R. Mattes
2005-Aug-09 15:51 UTC
[Xapian-discuss] Xapian::Queryparser / Encoding Problem (Utf8)
Well, the subject line says it all - what's the status of the UTF-8 support in the query parser? I recall some messages in the list recently but haven't heard of any updates. This starts to be a major showstopper for our project (all data is in UTF-8 and I'd hate to have to rewrite the indexer to recode the data). I guess I could have a look at the lemon source but it has been a while since I last wrote lemon grammars (and never for c++). TIA Ralf Mattes
Richard Boulton
2005-Aug-10 15:29 UTC
[Xapian-discuss] Xapian::Queryparser / Encoding Problem (Utf8)
On Tue, 2005-08-09 at 15:21 +0200, R. Mattes wrote:> Well, the subject line says it all - what's the status > of the UTF-8 support in the query parser?
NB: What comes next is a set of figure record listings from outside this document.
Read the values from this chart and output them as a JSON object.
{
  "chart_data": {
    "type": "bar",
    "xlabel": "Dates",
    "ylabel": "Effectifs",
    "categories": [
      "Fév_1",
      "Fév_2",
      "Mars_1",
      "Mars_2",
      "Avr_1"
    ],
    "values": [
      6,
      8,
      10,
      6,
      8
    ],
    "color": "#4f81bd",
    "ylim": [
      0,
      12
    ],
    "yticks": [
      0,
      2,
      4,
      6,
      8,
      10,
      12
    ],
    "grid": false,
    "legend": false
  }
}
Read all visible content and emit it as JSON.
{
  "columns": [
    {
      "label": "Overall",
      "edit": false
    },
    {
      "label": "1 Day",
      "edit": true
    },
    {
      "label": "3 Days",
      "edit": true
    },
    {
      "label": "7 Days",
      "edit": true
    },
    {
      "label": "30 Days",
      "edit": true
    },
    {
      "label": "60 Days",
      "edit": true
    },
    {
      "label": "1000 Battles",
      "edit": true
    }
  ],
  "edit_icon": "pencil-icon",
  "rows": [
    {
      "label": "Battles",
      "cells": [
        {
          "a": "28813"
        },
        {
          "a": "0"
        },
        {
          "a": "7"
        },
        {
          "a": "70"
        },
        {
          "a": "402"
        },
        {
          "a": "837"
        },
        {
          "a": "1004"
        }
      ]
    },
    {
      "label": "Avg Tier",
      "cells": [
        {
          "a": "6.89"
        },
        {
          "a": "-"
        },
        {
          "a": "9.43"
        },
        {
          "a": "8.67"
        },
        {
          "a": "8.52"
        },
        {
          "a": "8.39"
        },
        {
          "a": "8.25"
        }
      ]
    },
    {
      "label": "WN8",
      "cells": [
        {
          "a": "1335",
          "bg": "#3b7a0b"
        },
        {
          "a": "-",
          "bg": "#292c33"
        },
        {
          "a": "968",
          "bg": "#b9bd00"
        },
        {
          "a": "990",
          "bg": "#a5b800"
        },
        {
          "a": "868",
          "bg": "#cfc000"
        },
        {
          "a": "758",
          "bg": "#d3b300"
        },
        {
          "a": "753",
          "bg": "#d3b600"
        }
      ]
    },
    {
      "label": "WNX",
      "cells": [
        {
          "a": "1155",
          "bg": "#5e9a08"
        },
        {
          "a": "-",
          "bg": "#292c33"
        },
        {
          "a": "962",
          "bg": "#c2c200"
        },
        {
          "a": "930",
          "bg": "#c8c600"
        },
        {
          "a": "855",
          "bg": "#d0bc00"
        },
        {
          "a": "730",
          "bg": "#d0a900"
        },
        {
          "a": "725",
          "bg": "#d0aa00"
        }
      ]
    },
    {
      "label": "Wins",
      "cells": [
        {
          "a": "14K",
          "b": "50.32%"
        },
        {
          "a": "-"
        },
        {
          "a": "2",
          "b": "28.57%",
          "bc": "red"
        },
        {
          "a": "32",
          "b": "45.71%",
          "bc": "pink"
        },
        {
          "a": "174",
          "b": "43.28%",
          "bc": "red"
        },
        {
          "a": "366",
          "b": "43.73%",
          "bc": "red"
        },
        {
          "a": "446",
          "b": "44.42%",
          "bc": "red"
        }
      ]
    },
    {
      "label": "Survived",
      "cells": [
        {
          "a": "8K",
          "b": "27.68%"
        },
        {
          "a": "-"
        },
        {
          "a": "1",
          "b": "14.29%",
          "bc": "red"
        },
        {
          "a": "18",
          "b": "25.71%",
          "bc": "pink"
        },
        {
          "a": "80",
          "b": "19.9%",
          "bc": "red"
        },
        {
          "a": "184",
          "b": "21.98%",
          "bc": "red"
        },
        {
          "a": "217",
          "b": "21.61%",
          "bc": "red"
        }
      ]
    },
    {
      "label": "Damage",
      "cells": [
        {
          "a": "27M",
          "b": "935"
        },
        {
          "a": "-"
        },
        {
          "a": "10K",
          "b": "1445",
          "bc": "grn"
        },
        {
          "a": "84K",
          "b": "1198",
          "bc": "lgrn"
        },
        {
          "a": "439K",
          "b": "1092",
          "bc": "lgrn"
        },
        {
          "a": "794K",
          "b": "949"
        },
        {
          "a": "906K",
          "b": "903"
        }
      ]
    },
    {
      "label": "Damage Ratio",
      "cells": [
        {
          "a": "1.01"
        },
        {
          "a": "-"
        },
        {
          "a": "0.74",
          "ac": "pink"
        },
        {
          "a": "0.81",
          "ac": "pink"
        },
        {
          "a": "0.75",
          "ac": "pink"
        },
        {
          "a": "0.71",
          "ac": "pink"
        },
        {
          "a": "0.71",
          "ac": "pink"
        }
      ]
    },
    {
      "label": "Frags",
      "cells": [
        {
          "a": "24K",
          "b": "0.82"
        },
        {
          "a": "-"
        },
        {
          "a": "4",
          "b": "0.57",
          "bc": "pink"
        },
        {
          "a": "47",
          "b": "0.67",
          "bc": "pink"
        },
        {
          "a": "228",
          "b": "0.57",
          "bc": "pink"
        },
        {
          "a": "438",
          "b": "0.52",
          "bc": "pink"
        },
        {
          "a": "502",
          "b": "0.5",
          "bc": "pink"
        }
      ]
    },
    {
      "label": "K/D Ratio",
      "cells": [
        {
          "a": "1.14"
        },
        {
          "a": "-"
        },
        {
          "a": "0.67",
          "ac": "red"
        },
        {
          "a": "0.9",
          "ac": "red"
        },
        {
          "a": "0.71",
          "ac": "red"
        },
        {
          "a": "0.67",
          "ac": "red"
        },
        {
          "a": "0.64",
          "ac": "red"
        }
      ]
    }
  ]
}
I recall some > messages in the list recently but haven't heard of any > updates. This starts to be a major showstopper for our > project (all data is in UTF-8 and I'd hate to have to > rewrite the indexer to recode the data). > I guess I could have a look at the lemon source but it > has been a while since I last wrote lemon grammars (and > never for c++).I believe that there haven't been any updates since the last flurry of messages on the list. (But feel free to check the commit logs for the relevant module.) Part of the problem has been that the stemming algorithms used not to support UTF-8 - however, the upstream algorithms (at http://snowball.tartarus.org/) now support this quite happily. However, other changes to the output of the stemmers have also occurred since the algorithms were imported into the Xapian source tree, so updating the algorithms has been waiting for a major release (since changing the stemming algorithms will force all databases to be rebuilt with the new algorithms). That said, don't let that stop you taking a look at the work, and changing them locally (and submitting a patch...) The query parser itself shouldn't need too much work - you'll probably need to look at the accent normalising code (see accentnormalisingitor.h and symboltab.h). Oh, and note that the very latest english stemming algorithm from snowball makes use of apostophe characters if it's presented with them, so it would be good to stop stripping them out of the input to the stemmer, if the language is english. -- Richard Boulton <richard@tartarus.org>